It is said that music is the language of the soul. A universal tongue, spoken in countless variations of dialect. Every instrument has it’s own particular rhythm of communication. As a young girl, growing up in West Africa, the drum was a central component of the musical dialog in a literal and figurative sense.
The ‘Talking Drum’ is a unique element within African cultural heritage. Drumming is a highly developed skill in native cultures as a means of communication, not just an instrument for social enjoyment. Historically, the talking drum was used to introduce new arrivals, announce departures and transmit information that was important to the society.
This past year, I’ve served in the position of President-Elect of the Grand Rapids Association of Realtors®. Throughout the year, I’ve had the opportunity to meet with brokers, agents as individuals and in groups…listening to their concerns and gaining insights into the dynamics of our industry.
As I’ve listened to the groundswell, the process has reminded me of how the message is carried by the the beat of the talking drum. Each beat carries it’s own unique message and when added to the whole creates a message. In the same way, the different voices in my real estate community have provided insight about ways in which we can all work together to re-invent our industry in a way that works to the benefit of our community and members.
Leading with an ear to the ground has also involved touching base with individuals through social media portals such as Facebook and Twitter as well as blogging. Drumming is a social activity, one in which the message of the beat enhances the contributions of the other instruments as well as the vocals. One thing which has emerged very clearly for me is the fact that although our industry is comprised of many different segments often with competing interests, we can align ourselves in sync with the rhythmic interests we all share and combine our best efforts to deal with the economic challenges facing our communities today.
I was recently interviewed for an article in the Grand Rapids Press, our local paper. As the article notes, my election is in many ways historic as the first person of color to occupy the position of President in the Associations 117 history. It’s also remarkable to reflect on the fact that this election was not primarily about the color of my skin, but rather members of my professional community were also acknowledging the contributions that they have witnessed over the past 15 years.
My goal this year is to continue to ‘lead with an ear to the ground’. I appreciate the rich diversity that is a part of our community and know that we need all hands on deck to deal with the challenges ahead.
Here’s an excerpt from the interview with Cami Reister, the reporter from the Grand Rapids Press which can be read in it’s entirety online:
On Audu’s leadership style…
“Over the past year I’ve been reaching out to brokers,” she said, seeking a sense of what is needed and important. “I lead with my ear to the ground.”

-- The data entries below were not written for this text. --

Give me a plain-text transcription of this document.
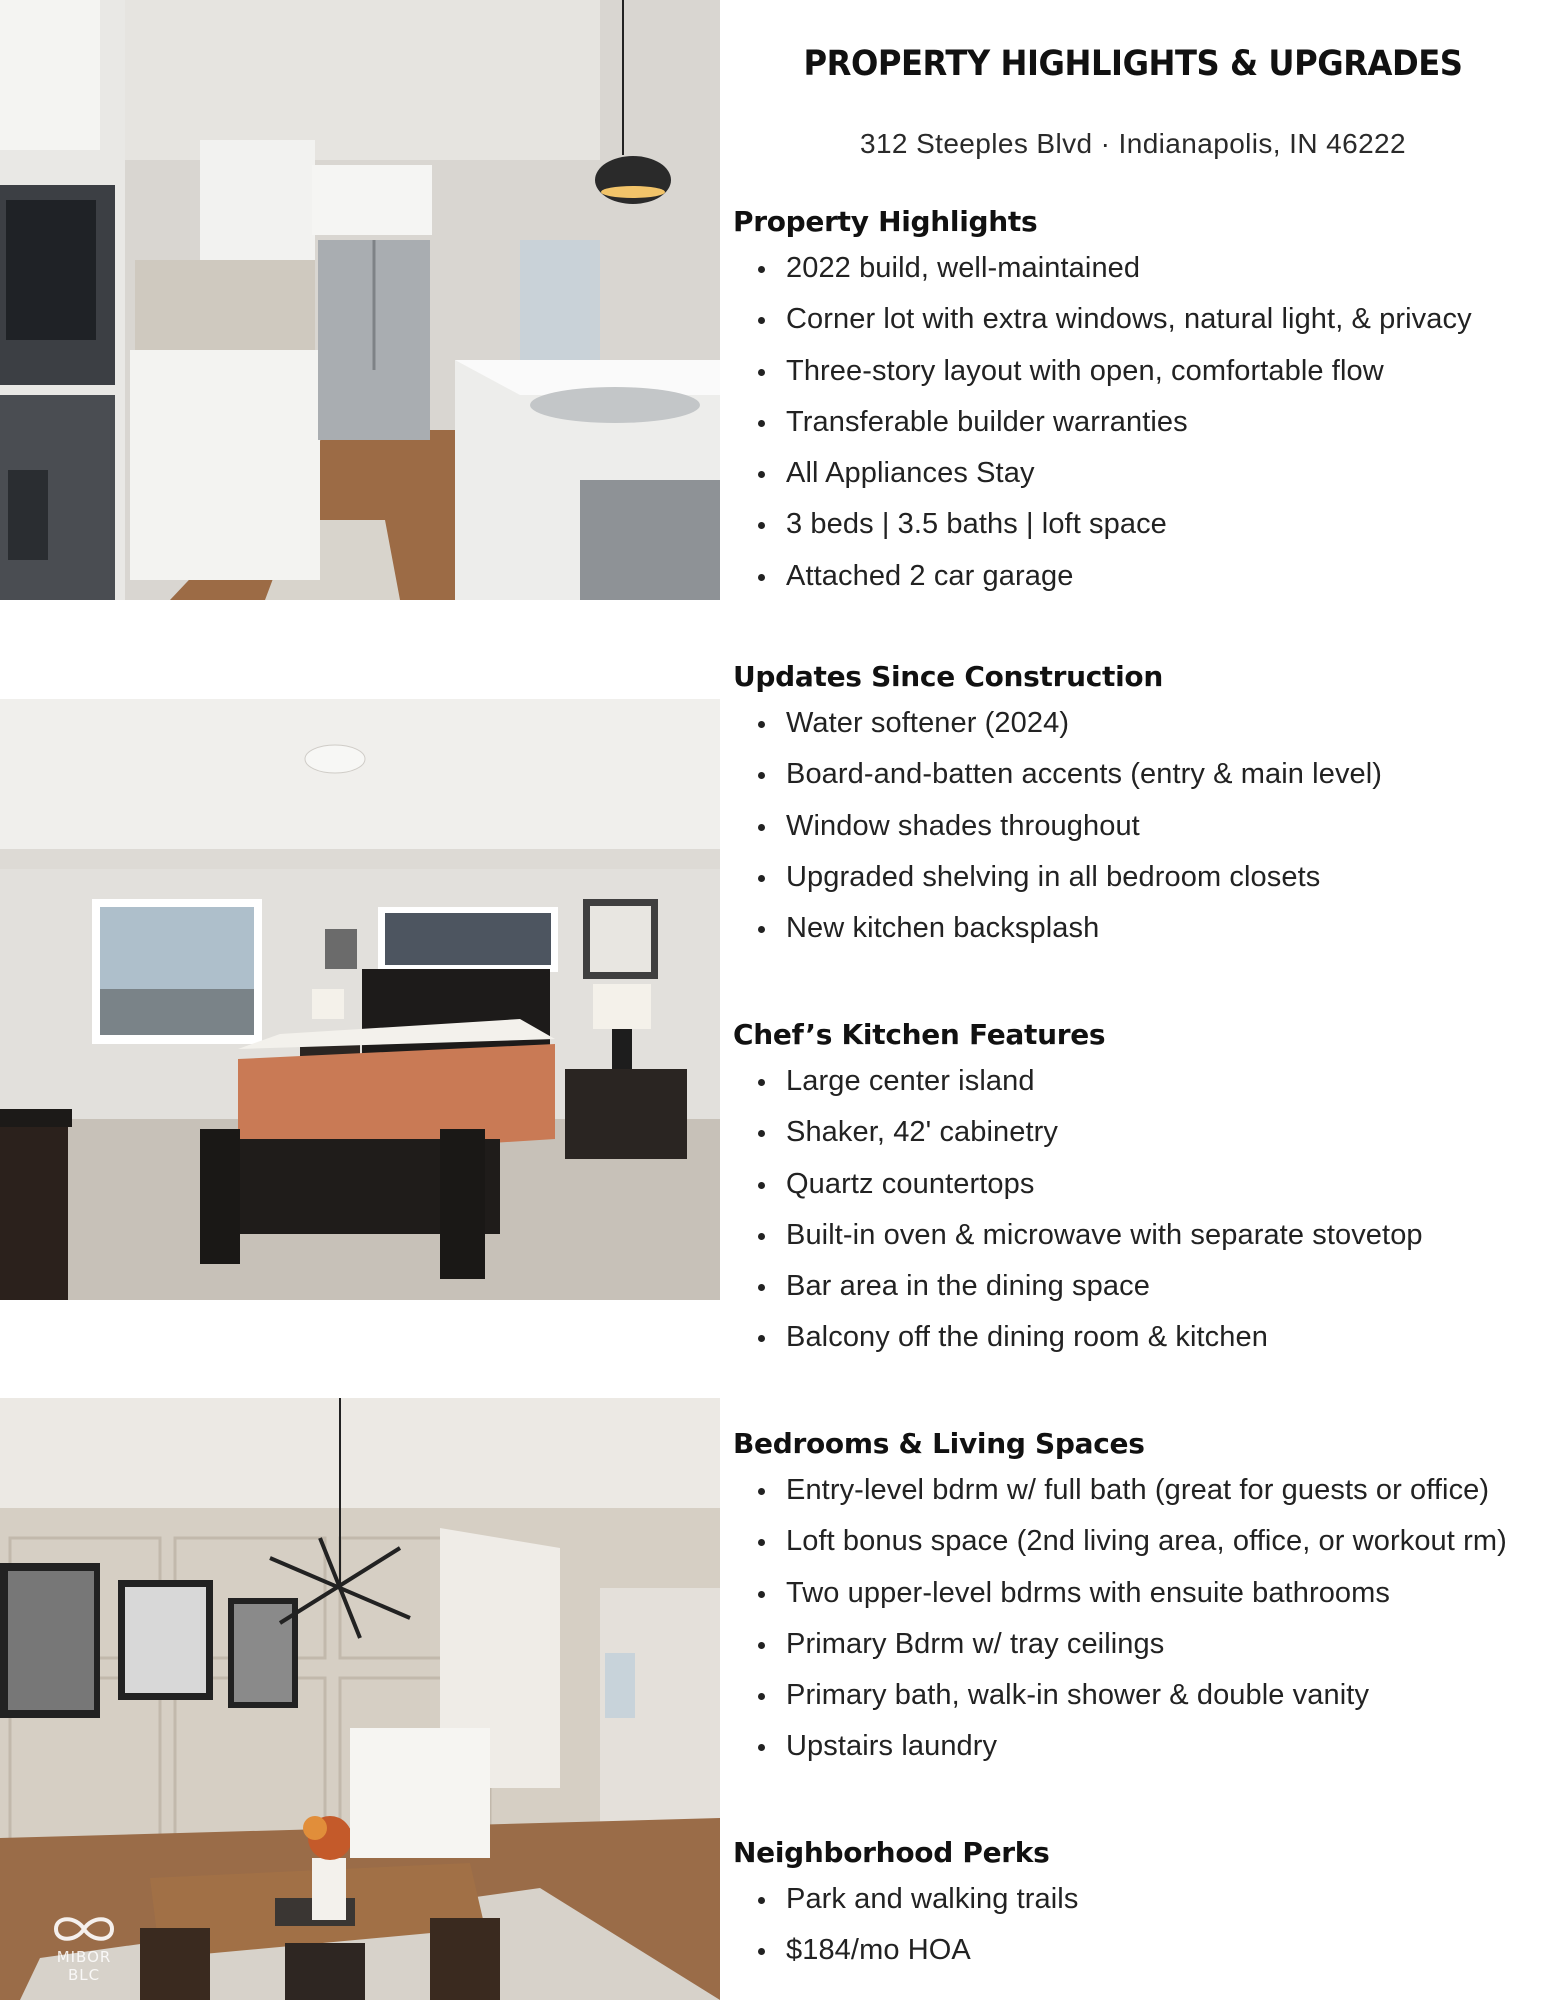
MIBOR BLC
PROPERTY HIGHLIGHTS & UPGRADES
312 Steeples Blvd · Indianapolis, IN 46222
Property Highlights
2022 build, well-maintained
Corner lot with extra windows, natural light, & privacy
Three-story layout with open, comfortable flow
Transferable builder warranties
All Appliances Stay
3 beds | 3.5 baths | loft space
Attached 2 car garage
Updates Since Construction
Water softener (2024)
Board-and-batten accents (entry & main level)
Window shades throughout
Upgraded shelving in all bedroom closets
New kitchen backsplash
Chef’s Kitchen Features
Large center island
Shaker, 42' cabinetry
Quartz countertops
Built-in oven & microwave with separate stovetop
Bar area in the dining space
Balcony off the dining room & kitchen
Bedrooms & Living Spaces
Entry-level bdrm w/ full bath (great for guests or office)
Loft bonus space (2nd living area, office, or workout rm)
Two upper-level bdrms with ensuite bathrooms
Primary Bdrm w/ tray ceilings
Primary bath, walk-in shower & double vanity
Upstairs laundry
Neighborhood Perks
Park and walking trails
$184/mo HOA
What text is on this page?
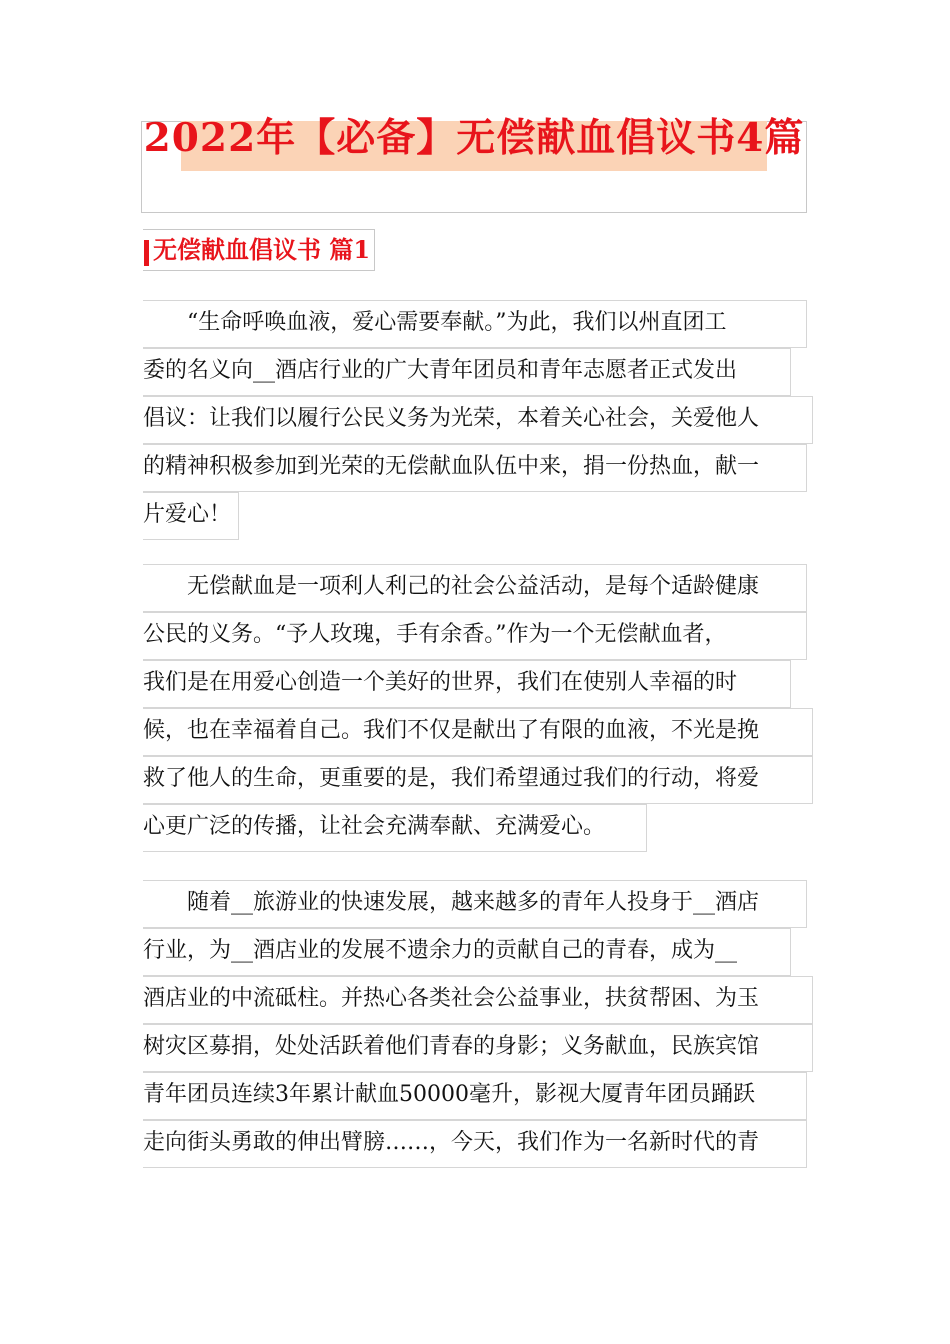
2022年【必备】无偿献血倡议书4篇
无偿献血倡议书 篇1
　　“生命呼唤血液，爱心需要奉献。”为此，我们以州直团工
委的名义向__酒店行业的广大青年团员和青年志愿者正式发出
倡议：让我们以履行公民义务为光荣，本着关心社会，关爱他人
的精神积极参加到光荣的无偿献血队伍中来，捐一份热血，献一
片爱心！
　　无偿献血是一项利人利己的社会公益活动，是每个适龄健康
公民的义务。“予人玫瑰，手有余香。”作为一个无偿献血者，
我们是在用爱心创造一个美好的世界，我们在使别人幸福的时
候，也在幸福着自己。我们不仅是献出了有限的血液，不光是挽
救了他人的生命，更重要的是，我们希望通过我们的行动，将爱
心更广泛的传播，让社会充满奉献、充满爱心。
　　随着__旅游业的快速发展，越来越多的青年人投身于__酒店
行业，为__酒店业的发展不遗余力的贡献自己的青春，成为__
酒店业的中流砥柱。并热心各类社会公益事业，扶贫帮困、为玉
树灾区募捐，处处活跃着他们青春的身影；义务献血，民族宾馆
青年团员连续3年累计献血50000毫升，影视大厦青年团员踊跃
走向街头勇敢的伸出臂膀……，今天，我们作为一名新时代的青
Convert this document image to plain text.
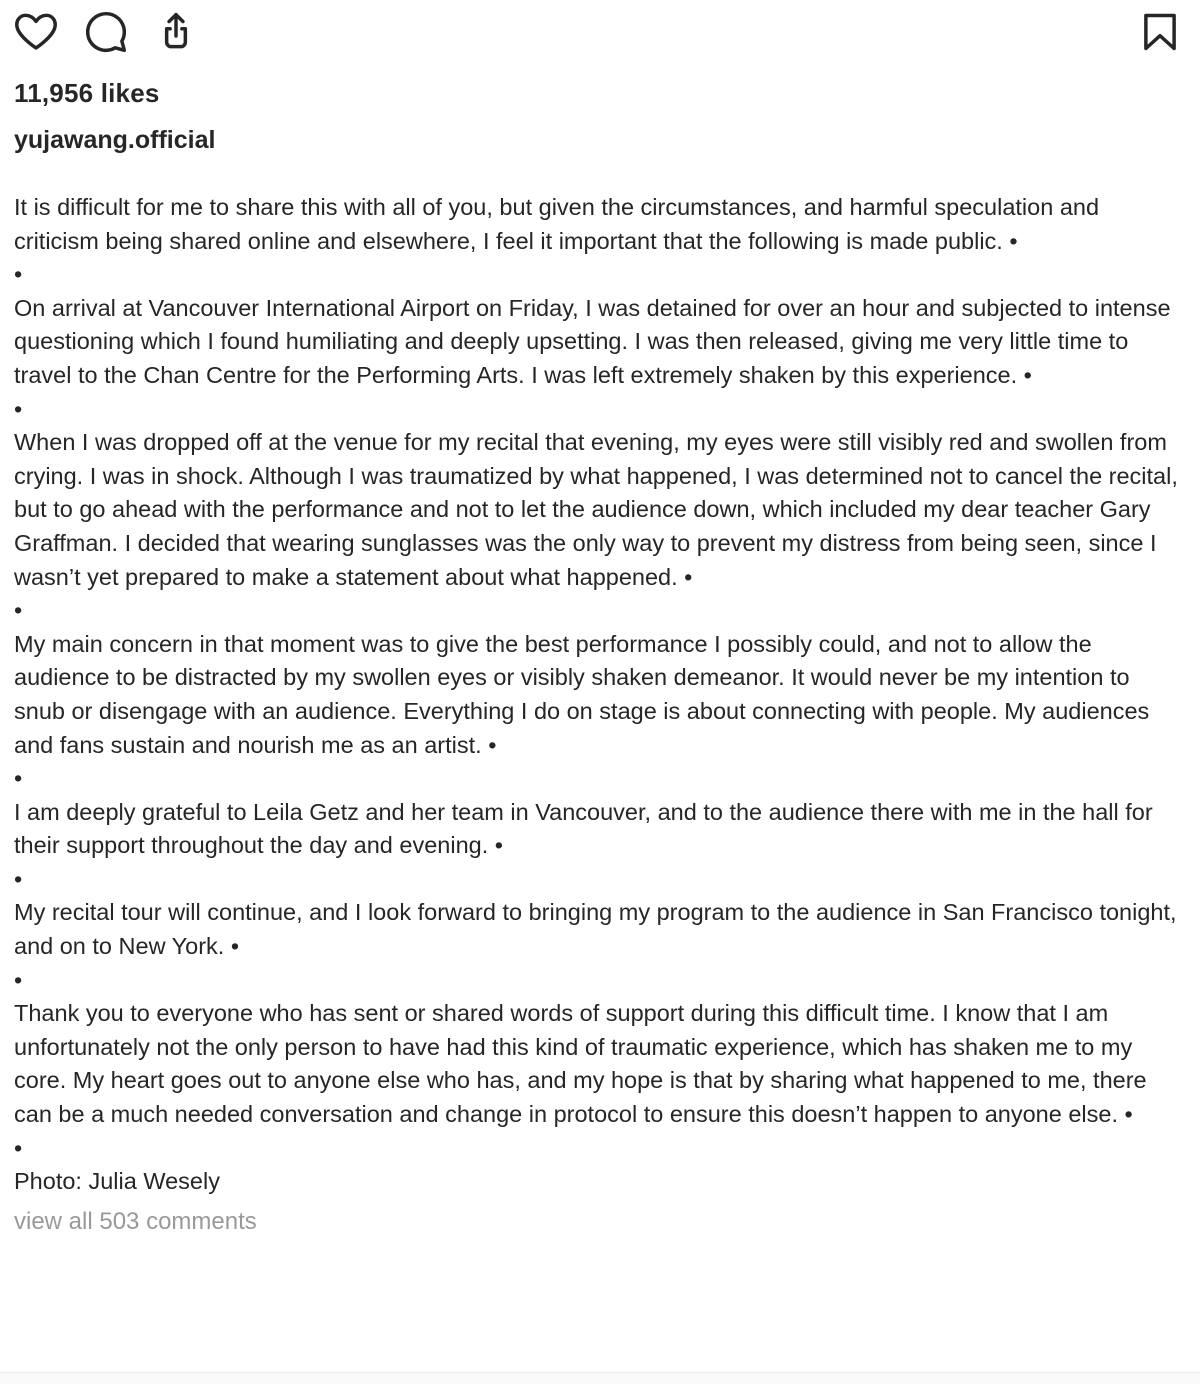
11,956 likes
yujawang.official
It is difficult for me to share this with all of you, but given the circumstances, and harmful speculation and criticism being shared online and elsewhere, I feel it important that the following is made public. •
•
On arrival at Vancouver International Airport on Friday, I was detained for over an hour and subjected to intense questioning which I found humiliating and deeply upsetting. I was then released, giving me very little time to travel to the Chan Centre for the Performing Arts. I was left extremely shaken by this experience. •
•
When I was dropped off at the venue for my recital that evening, my eyes were still visibly red and swollen from crying. I was in shock. Although I was traumatized by what happened, I was determined not to cancel the recital, but to go ahead with the performance and not to let the audience down, which included my dear teacher Gary Graffman. I decided that wearing sunglasses was the only way to prevent my distress from being seen, since I wasn’t yet prepared to make a statement about what happened. •
•
My main concern in that moment was to give the best performance I possibly could, and not to allow the audience to be distracted by my swollen eyes or visibly shaken demeanor. It would never be my intention to snub or disengage with an audience. Everything I do on stage is about connecting with people. My audiences and fans sustain and nourish me as an artist. •
•
I am deeply grateful to Leila Getz and her team in Vancouver, and to the audience there with me in the hall for their support throughout the day and evening. •
•
My recital tour will continue, and I look forward to bringing my program to the audience in San Francisco tonight, and on to New York. •
•
Thank you to everyone who has sent or shared words of support during this difficult time. I know that I am unfortunately not the only person to have had this kind of traumatic experience, which has shaken me to my core. My heart goes out to anyone else who has, and my hope is that by sharing what happened to me, there can be a much needed conversation and change in protocol to ensure this doesn’t happen to anyone else. •
•
Photo: Julia Wesely
view all 503 comments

From that research she is launching her tenure with four priorities:
• Supporting brokers through education and professional development.
• Ensuring the financial health of the association by seeking efficiencies and strategic alliances.
• Developing a leadership track for young members and staying current with the changing market.
• Giving back to the community through “50,000 Points of Light.”
Audu is challenging members to avoid focusing on the negative aspects of the business and instead dedicate 60 hours of service each over the next year.
“We can either wallow in self pity, or we can take up arms and go out and gift our community service,” she said. “If I get 50 percent who give 60 hours, five hours a month, we can do this. We can do more than this.
“Leadership is not just about making money, it’s about serving people.”